Series: N/A
Rating: 3 Stars
Length: 83,000 Words
Formats: Kindle
Disclosure: An ARC of this book was provided to me by Carina Press via NetGalley. This rating, review, and all included thoughts and comments are my own.
Dark Paranormal Romance With Wings
Music is a dark passion for rock musician Gabriel Gunn, as well as his vehicle for emotional expression. It reflects the rage and pain that stains his soul after a life of tragedy, horror, and pain.
But not everything is misery for the rocker. His band just closed out a wildly successful tour with their best performance to date and he's looking forward to a couple weeks of rest and relaxation as he leaves the venue with his best friend and band manager David. In that moment, Gabriel was feeling pretty good with the world in general.
The moment was fleeting.
Before Gabriel could wrap his mind around just how quickly his life had turned to hell yet again, he and David stumble onto an incomprehensible scene of shattered glass and blood, the dead stare of the murdered driver haunting them both. Then life took an even more twisted, surreal turn when a figure separated from the shadows and drew a bloodied sword. David fell under the blade and Gabriel was run through trying to defend him. Just before he passed out, Gabriel saw her. A woman he'd noticed backstage during the concert. As his world went dark and his blood spread in a widening pool around him, she engaged the fiend that had attacked them. Like a stained snapshot, she was the last thing he saw - her hair like moonbeam, her sword like silver fire...her wings...her wings...
Guardian angels are a myth. Angels, in fact, didn't much care for humanity, considering them as little more than the usurpers of a realm and planet that the angels wanted for themselves. Despite that, Amelia had guarded one man since birth, using her angelic abilities to protect and hide him both from others of her kind and from himself. It was an emotionless task, as Angels had long ago given up emotion. At least it was supposed to be.
Amelia, however, had been in the human realm for too long without the angel song that fed her soul and kept her alive. And kept her emotions bound. Still she remained with Gabriel after chasing off his foe. Guarding him, watching him, feeling for him. He was her charge and she failed him, humans dying for her mistake. It is not one she would be repeating. It wasn't only her life depending on her continued success, either. If by some chance what is inside Gabriel is released, it will start another angelic war.
What she hasn't told Gabriel, though, is a secret that could change everything, a truth that could destroy even the last vestiges of hope. For what is rising inside Gabriel is a force of evil unmatched in both their realm's. Gabriel Gunn holds inside himself the soul of Lucifer. His fate is sealed, his options are limited to two: die to guarantee that Lucifer's soul doesn't rise, or lose his soul to Lucifer's ascension then die.
Either way, life definitely sucked.
~*~
While I've enjoyed my share of dark paranormal romance, I have to admit, Coi's Falling Hard didn't thrill me as much as I'd hoped it would.
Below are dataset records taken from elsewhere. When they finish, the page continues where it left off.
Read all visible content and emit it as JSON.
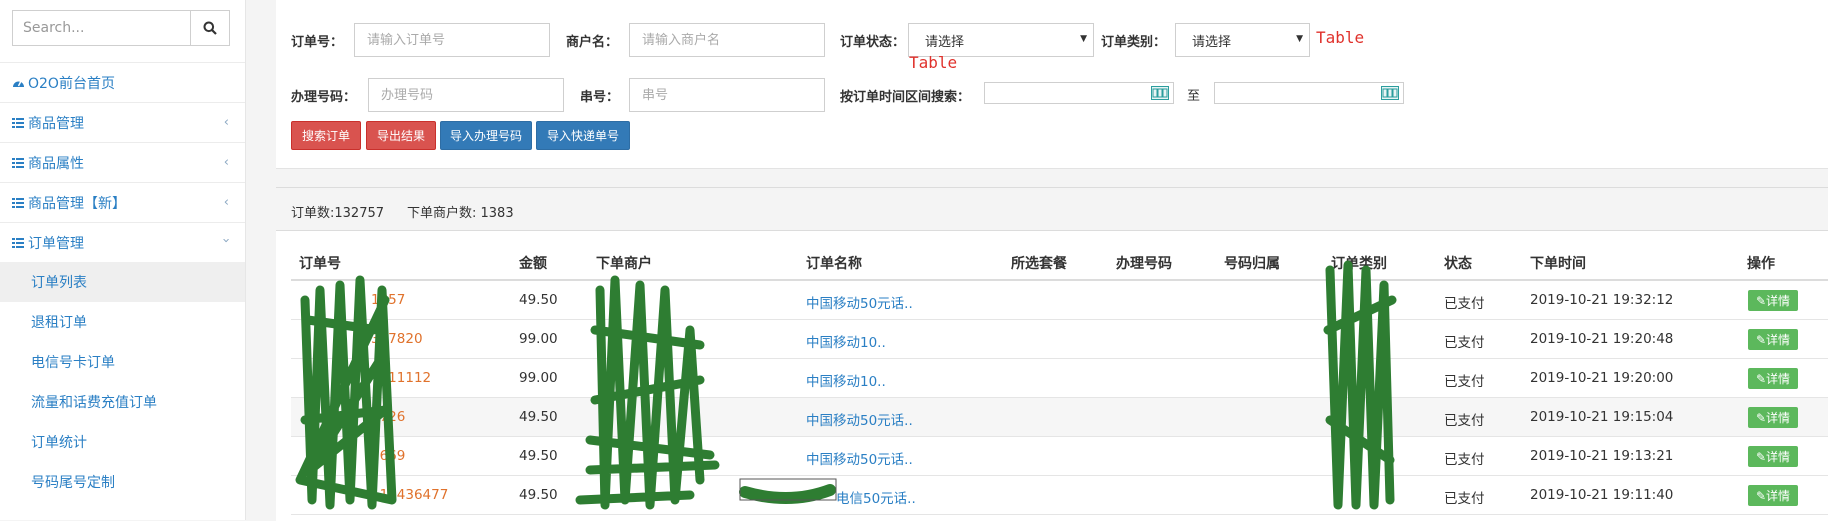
{
  "sidebar": {
    "search_placeholder": "Search...",
    "items": [
      {
        "label": "O2O前台首页",
        "icon": "dashboard-icon",
        "expandable": false
      },
      {
        "label": "商品管理",
        "icon": "list-icon",
        "expandable": true
      },
      {
        "label": "商品属性",
        "icon": "list-icon",
        "expandable": true
      },
      {
        "label": "商品管理【新】",
        "icon": "list-icon",
        "expandable": true
      },
      {
        "label": "订单管理",
        "icon": "list-icon",
        "expandable": true,
        "expanded": true
      }
    ],
    "sub_items": [
      {
        "label": "订单列表",
        "active": true
      },
      {
        "label": "退租订单"
      },
      {
        "label": "电信号卡订单"
      },
      {
        "label": "流量和话费充值订单"
      },
      {
        "label": "订单统计"
      },
      {
        "label": "号码尾号定制"
      }
    ]
  },
  "filters": {
    "order_no": {
      "label": "订单号：",
      "placeholder": "请输入订单号"
    },
    "merchant": {
      "label": "商户名：",
      "placeholder": "请输入商户名"
    },
    "status": {
      "label": "订单状态：",
      "value": "请选择"
    },
    "category": {
      "label": "订单类别：",
      "value": "请选择"
    },
    "handle_no": {
      "label": "办理号码：",
      "placeholder": "办理号码"
    },
    "serial": {
      "label": "串号：",
      "placeholder": "串号"
    },
    "time_range": {
      "label": "按订单时间区间搜索：",
      "to": "至"
    },
    "overlay_text_1": "Table",
    "overlay_text_2": "Table"
  },
  "buttons": {
    "search": "搜索订单",
    "export": "导出结果",
    "import_handle": "导入办理号码",
    "import_express": "导入快递单号"
  },
  "summary": {
    "order_count": "订单数:132757",
    "merchant_count": "下单商户数: 1383"
  },
  "table": {
    "headers": [
      "订单号",
      "金额",
      "下单商户",
      "订单名称",
      "所选套餐",
      "办理号码",
      "号码归属",
      "订单类别",
      "状态",
      "下单时间",
      "操作"
    ],
    "rows": [
      {
        "order_no": "1857",
        "amount": "49.50",
        "name": "中国移动50元话..",
        "status": "已支付",
        "time": "2019-10-21 19:32:12",
        "action": "详情"
      },
      {
        "order_no": "337820",
        "amount": "99.00",
        "name": "中国移动10..",
        "status": "已支付",
        "time": "2019-10-21 19:20:48",
        "action": "详情"
      },
      {
        "order_no": "7211112",
        "amount": "99.00",
        "name": "中国移动10..",
        "status": "已支付",
        "time": "2019-10-21 19:20:00",
        "action": "详情"
      },
      {
        "order_no": "9726",
        "amount": "49.50",
        "name": "中国移动50元话..",
        "status": "已支付",
        "time": "2019-10-21 19:15:04",
        "action": "详情"
      },
      {
        "order_no": "2669",
        "amount": "49.50",
        "name": "中国移动50元话..",
        "status": "已支付",
        "time": "2019-10-21 19:13:21",
        "action": "详情"
      },
      {
        "order_no": "114436477",
        "amount": "49.50",
        "name": "电信50元话..",
        "status": "已支付",
        "time": "2019-10-21 19:11:40",
        "action": "详情"
      }
    ]
  },
  "colors": {
    "link_blue": "#2a7fc4",
    "order_orange": "#e0722c",
    "danger": "#d9534f",
    "primary": "#337ab7",
    "success": "#5cb85c",
    "scribble_green": "#2e7d32"
  }
}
I had a very hard time feeling any sort of connection to the lead characters, the world building was well-developed but grim, the main threads of the plot seemed limited and lacked depth, and the tone of the story lacked the glimmers of hope or redemption that make dark themed tales appealing or satisfying reading for me.
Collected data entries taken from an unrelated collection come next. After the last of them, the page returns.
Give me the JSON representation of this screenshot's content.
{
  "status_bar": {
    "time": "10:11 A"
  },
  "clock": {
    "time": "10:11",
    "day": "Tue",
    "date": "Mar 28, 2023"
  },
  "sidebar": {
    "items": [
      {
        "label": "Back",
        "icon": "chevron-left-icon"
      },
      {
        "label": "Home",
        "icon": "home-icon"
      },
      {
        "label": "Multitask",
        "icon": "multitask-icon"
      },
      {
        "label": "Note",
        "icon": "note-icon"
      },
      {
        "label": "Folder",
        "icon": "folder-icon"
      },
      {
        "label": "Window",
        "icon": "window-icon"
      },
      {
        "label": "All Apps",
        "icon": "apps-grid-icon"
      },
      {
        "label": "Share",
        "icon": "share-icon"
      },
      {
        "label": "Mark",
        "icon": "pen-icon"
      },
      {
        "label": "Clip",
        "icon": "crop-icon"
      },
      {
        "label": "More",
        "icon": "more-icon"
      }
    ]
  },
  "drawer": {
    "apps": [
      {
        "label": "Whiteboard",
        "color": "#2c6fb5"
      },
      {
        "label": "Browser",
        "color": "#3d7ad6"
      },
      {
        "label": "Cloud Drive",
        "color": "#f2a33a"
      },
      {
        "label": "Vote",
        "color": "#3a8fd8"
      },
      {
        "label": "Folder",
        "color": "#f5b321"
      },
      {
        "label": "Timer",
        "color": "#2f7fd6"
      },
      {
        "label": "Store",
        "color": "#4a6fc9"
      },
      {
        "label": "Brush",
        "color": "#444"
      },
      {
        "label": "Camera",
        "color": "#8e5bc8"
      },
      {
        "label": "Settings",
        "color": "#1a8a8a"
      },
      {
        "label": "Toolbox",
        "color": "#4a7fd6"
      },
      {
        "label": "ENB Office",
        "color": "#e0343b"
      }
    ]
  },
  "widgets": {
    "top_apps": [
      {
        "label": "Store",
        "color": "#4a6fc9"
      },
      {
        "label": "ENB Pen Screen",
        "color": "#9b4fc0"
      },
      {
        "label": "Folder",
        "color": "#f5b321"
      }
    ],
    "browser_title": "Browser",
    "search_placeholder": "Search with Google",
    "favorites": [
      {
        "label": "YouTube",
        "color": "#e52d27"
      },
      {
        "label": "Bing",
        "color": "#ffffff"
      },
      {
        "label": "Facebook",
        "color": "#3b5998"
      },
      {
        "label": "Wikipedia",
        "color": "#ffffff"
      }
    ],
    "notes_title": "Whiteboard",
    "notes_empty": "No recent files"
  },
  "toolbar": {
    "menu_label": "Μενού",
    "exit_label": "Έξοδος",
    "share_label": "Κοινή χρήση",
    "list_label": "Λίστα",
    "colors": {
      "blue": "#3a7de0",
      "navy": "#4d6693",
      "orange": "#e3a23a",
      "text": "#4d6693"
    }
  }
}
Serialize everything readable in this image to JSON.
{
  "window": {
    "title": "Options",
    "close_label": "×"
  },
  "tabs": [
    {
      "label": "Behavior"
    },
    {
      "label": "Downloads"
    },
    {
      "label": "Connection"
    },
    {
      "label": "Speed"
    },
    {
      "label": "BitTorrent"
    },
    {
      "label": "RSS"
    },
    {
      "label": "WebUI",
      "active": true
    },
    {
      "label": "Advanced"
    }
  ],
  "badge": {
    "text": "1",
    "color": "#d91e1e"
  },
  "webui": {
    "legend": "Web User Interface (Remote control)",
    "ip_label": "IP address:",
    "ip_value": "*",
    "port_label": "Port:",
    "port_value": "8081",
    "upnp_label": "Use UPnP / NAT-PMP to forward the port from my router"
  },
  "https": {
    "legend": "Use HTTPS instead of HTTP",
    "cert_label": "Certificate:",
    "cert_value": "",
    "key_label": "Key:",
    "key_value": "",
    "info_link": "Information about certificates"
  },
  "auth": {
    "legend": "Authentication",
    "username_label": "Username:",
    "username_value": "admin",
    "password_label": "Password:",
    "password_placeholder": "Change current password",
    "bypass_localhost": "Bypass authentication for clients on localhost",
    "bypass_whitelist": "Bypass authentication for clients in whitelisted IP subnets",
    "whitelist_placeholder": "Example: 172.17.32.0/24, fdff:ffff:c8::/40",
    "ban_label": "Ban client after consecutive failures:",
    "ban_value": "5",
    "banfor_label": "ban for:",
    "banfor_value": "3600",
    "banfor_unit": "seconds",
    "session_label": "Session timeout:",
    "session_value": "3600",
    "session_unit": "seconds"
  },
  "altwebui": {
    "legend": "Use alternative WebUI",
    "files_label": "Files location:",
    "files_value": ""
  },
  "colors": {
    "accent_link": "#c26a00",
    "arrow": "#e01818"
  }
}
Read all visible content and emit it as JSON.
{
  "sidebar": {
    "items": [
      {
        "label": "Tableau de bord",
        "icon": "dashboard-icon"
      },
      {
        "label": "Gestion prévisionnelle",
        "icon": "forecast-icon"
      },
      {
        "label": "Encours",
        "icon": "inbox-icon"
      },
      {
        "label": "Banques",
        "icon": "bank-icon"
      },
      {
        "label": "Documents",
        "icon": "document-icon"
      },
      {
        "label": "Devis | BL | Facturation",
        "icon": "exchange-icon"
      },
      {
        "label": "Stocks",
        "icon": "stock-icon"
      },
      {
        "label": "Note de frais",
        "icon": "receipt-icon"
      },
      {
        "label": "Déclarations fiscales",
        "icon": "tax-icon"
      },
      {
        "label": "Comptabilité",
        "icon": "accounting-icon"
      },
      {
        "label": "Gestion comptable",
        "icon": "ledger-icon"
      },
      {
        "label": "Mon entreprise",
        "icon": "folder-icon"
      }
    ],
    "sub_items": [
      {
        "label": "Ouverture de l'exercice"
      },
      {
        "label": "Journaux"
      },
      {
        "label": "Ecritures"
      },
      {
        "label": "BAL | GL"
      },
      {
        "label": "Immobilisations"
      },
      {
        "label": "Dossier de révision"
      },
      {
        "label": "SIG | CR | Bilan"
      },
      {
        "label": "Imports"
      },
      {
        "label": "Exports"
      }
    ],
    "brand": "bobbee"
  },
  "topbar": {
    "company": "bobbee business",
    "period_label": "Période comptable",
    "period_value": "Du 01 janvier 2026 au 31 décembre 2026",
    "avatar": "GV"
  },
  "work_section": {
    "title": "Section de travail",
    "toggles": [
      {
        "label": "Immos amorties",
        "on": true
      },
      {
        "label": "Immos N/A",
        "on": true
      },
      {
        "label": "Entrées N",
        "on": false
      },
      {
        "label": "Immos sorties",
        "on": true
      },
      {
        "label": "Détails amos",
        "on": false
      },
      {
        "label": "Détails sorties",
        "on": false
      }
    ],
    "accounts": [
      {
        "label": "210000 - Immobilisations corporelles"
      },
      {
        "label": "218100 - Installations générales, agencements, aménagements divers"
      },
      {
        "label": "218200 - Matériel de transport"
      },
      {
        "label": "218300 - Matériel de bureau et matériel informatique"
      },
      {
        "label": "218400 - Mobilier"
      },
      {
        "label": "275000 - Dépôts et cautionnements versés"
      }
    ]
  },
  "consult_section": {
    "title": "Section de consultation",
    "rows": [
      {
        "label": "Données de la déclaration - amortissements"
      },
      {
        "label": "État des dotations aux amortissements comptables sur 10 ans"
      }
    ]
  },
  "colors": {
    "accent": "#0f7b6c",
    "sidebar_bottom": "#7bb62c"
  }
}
The hero Gabriel was so angst-ridden and filled with rage that he didn't invite much sympathy, despite his history. I considered him more of an anti-hero, but the story didn't fully support that label, either, so I just couldn't seem to invest in his plight. Amelia was slightly more appealing as the angel who had been tasked with guarding Gabriel since his birth. As a warrior she was strong and coldly competent, as a female who was experiencing emotion for the first time in millennium she was less appealing to me. My oft-mentioned prejudice against weak female characters got stirred a few times by several scenes in which Amelia came off as a naive ingenue type when viewed against the jaded carnality of Gabriel. It didn't work for me.
The story vaguely reminded me of the start of Adrian Phoenix's dark urban fantasy series, The Maker's Song, though more in tone and a few minor similarities in the main characters than in plot or world building. Falling Hard has the same sense of grim inevitability, and the lead characters in both are dark anti-hero types with tons of baggage, with romantic leads who are warriors intent on protecting them, but neither the plot nor the world of this book have as many secondary and ancillary plot threads to add depth to the story, nor is the book as heavily populated by secondary and ancillary characters as Phoenix's.
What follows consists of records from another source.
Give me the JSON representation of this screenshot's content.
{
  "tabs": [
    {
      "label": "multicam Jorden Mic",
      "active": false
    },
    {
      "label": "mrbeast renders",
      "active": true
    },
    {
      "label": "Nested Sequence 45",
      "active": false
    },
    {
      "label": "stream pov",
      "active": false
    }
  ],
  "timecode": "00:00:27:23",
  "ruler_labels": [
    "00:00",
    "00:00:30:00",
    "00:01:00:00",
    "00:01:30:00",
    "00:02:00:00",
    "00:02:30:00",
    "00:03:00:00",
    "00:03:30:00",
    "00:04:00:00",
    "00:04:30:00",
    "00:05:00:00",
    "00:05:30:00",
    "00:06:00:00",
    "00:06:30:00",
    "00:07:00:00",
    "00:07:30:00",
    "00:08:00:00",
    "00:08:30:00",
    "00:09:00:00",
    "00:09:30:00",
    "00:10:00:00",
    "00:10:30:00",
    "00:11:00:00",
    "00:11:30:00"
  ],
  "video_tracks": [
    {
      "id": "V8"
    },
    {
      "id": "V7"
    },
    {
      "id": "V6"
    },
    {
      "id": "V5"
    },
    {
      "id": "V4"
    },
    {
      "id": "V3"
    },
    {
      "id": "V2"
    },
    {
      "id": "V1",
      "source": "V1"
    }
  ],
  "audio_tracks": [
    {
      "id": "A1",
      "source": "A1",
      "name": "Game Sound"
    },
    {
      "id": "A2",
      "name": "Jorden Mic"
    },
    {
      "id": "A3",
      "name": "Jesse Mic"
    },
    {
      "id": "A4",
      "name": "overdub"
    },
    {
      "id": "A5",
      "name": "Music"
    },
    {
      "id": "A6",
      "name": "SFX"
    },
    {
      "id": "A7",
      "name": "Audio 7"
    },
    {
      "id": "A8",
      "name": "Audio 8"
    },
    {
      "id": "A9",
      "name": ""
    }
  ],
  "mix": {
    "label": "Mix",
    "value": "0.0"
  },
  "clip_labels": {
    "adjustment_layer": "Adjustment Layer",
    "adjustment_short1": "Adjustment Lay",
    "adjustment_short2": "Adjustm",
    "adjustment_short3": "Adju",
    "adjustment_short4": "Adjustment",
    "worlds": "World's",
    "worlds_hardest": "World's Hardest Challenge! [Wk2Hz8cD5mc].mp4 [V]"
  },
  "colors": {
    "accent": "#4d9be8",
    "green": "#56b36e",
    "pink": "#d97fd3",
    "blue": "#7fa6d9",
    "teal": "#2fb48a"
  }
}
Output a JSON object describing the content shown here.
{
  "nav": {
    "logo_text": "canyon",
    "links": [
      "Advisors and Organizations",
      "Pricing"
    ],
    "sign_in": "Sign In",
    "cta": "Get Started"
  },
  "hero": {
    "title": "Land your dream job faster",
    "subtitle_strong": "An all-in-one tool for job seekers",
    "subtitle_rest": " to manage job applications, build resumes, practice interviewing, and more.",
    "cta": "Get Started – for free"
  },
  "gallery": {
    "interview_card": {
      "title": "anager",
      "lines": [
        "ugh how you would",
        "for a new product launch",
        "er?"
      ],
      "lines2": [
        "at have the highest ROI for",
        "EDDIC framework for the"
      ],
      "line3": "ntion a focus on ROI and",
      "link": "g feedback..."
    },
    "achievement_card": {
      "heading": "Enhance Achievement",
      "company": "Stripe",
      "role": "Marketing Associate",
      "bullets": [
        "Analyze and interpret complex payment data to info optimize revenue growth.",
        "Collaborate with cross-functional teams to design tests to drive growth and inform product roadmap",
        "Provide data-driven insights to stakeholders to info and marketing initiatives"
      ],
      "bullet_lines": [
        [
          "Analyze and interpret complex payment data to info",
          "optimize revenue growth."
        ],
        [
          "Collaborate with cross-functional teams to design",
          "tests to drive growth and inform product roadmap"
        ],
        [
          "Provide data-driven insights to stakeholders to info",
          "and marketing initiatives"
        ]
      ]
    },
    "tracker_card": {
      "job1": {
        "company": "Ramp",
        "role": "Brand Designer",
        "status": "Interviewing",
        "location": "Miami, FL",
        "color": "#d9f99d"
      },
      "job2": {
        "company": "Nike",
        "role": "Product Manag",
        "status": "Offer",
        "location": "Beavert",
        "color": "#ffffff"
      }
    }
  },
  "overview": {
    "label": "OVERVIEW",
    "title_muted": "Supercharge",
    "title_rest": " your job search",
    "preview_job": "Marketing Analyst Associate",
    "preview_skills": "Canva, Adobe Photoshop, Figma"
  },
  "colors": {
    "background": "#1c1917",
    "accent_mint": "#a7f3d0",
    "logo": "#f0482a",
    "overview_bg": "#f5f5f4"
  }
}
When I finished the novel I checked the author's website to see if I could determine if Falling Hard was a stand-alone book or a series debut but the results weren't conclusive. I felt vaguely uncomfortable and conflicted by the book's ending. For me, it offered no redemption, little happiness, and too few overall positives, and I wasn't thrilled with the culmination of Gabriel's character. If this is a series debut, some of that would be forgivable, even understandable, because I expect characters to expand and evolve and their stories to become more complex as a series progresses. It doesn't bother me as much if those aspects are a bit rough at the start. Not knowing forces me to view it as a stand-alone, and in that regard, neither the characters and their romance, nor the external conflict and resolution were enough to fully engage and entertain me.